If the length and breadth of a rectangle are increased by 3m and 2m,respectively the area would increase by 52
sq.m.If the length and breadth are decreased by 2m and 3m,respectively the area would decreased by 43sq.m.Find the length and breadth of the rectangle?
not bad
Putting all that into math, we have
(l+3)(b+2) = l*b+52
(l-2)(b-3) = l*b-43
Now just solve for l and b.
To solve this problem, we can set up a system of equations.
Let's denote the initial length of the rectangle as L and the initial breadth as B.
According to the problem, if we increase the length by 3m and the breadth by 2m, the area increases by 52 sq.m. This can be represented as:
(L + 3)(B + 2) = LB + 52 -- equation (1)
Similarly, if we decrease the length by 2m and the breadth by 3m, the area decreases by 43 sq.m. This can be represented as:
(L - 2)(B - 3) = LB - 43 -- equation (2)
Now, let's simplify the equations:
Expanding equation (1):
LB + 3B + 2L + 6 = LB + 52
3B + 2L = 46 -- equation (3)
Expanding equation (2):
LB - 2B - 3L + 6 = LB - 43
-2B - 3L = -49 -- equation (4)
Now, we have a system of equations (3) and (4) with two variables, B and L.

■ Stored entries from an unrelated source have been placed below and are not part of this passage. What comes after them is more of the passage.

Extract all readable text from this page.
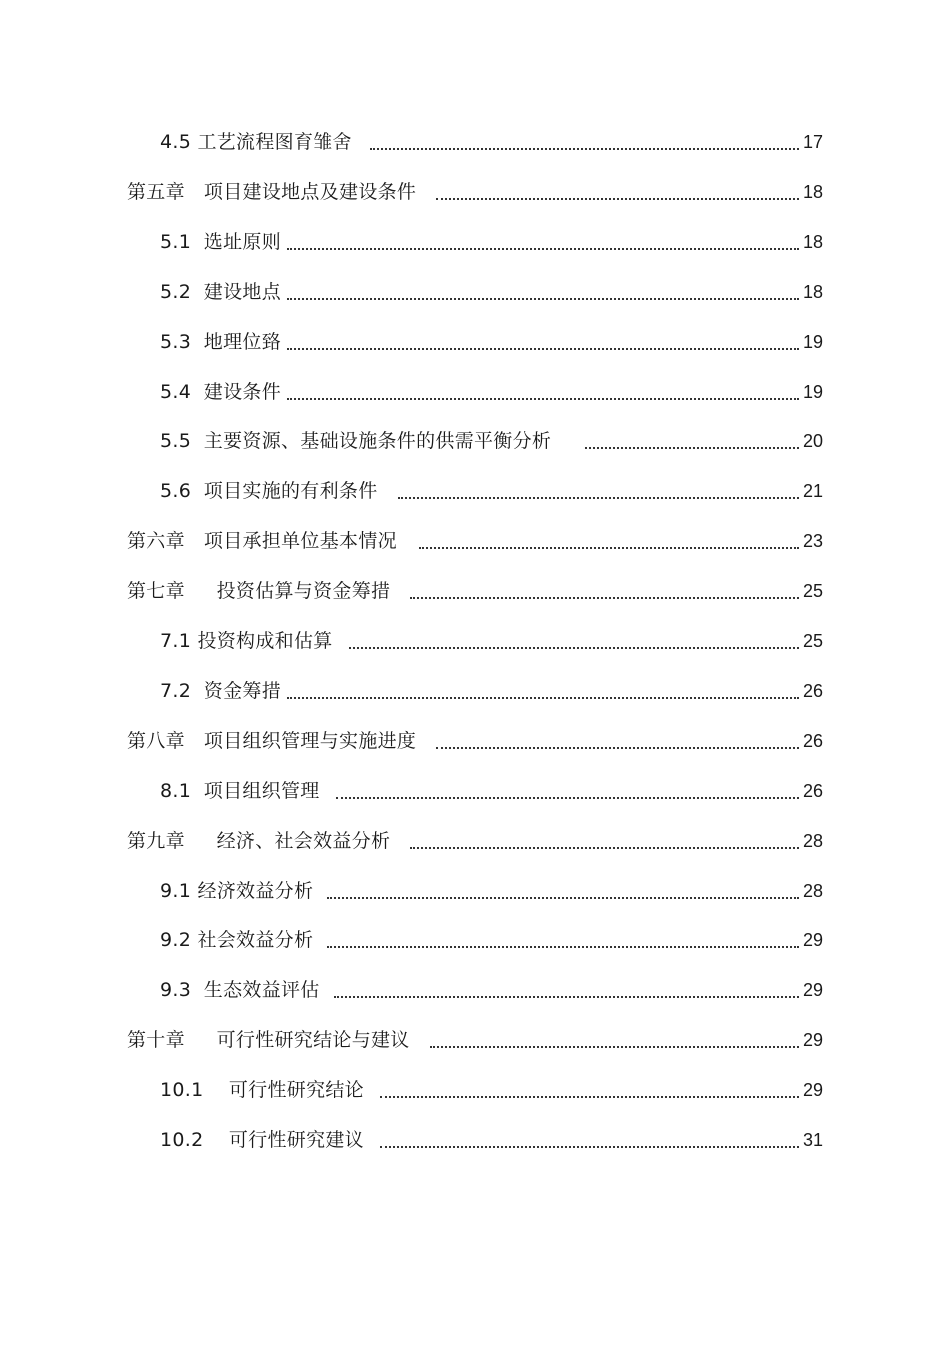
4.5 工艺流程图育雏舍	17
第五章   项目建设地点及建设条件	18
5.1  选址原则	18
5.2  建设地点	18
5.3  地理位臵	19
5.4  建设条件	19
5.5  主要资源、基础设施条件的供需平衡分析	20
5.6  项目实施的有利条件	21
第六章   项目承担单位基本情况	23
第七章     投资估算与资金筹措	25
7.1 投资构成和估算	25
7.2  资金筹措	26
第八章   项目组织管理与实施进度	26
8.1  项目组织管理	26
第九章     经济、社会效益分析	28
9.1 经济效益分析	28
9.2 社会效益分析	29
9.3  生态效益评估	29
第十章     可行性研究结论与建议	29
10.1    可行性研究结论	29
10.2    可行性研究建议	31
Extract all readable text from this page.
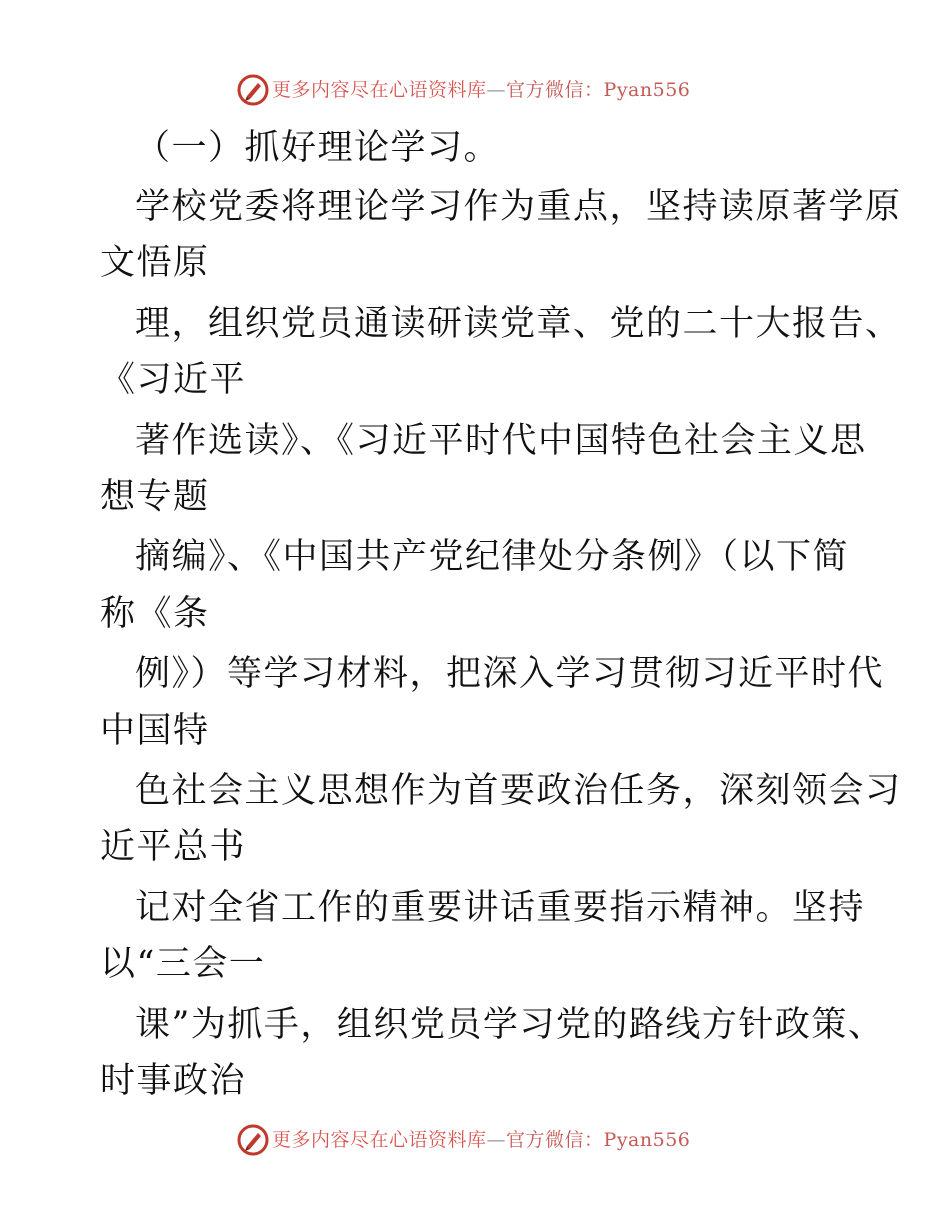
更多内容尽在心语资料库—官方微信：Pyan556
（一）抓好理论学习。
学校党委将理论学习作为重点，坚持读原著学原
文悟原
理，组织党员通读研读党章、党的二十大报告、
《习近平
著作选读》、《习近平时代中国特色社会主义思
想专题
摘编》、《中国共产党纪律处分条例》（以下简
称《条
例》）等学习材料，把深入学习贯彻习近平时代
中国特
色社会主义思想作为首要政治任务，深刻领会习
近平总书
记对全省工作的重要讲话重要指示精神。坚持
以“三会一
课”为抓手，组织党员学习党的路线方针政策、
时事政治
更多内容尽在心语资料库—官方微信：Pyan556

We can solve this system using any method, such as substitution or elimination. Let's use the substitution method:
From equation (3), we can isolate B:
B = (46 - 2L) / 3
Substituting this value of B into equation (4):
-2((46 - 2L) / 3) - 3L = -49
Simplifying and solving for L:
-92 + 4L - 9L = -147
-5L = -55
L = 11
Now, substituting this value of L into equation (3) to find B:
3B + 2(11) = 46
3B = 24
B = 8
Therefore, the length of the rectangle is 11m and the breadth is 8m.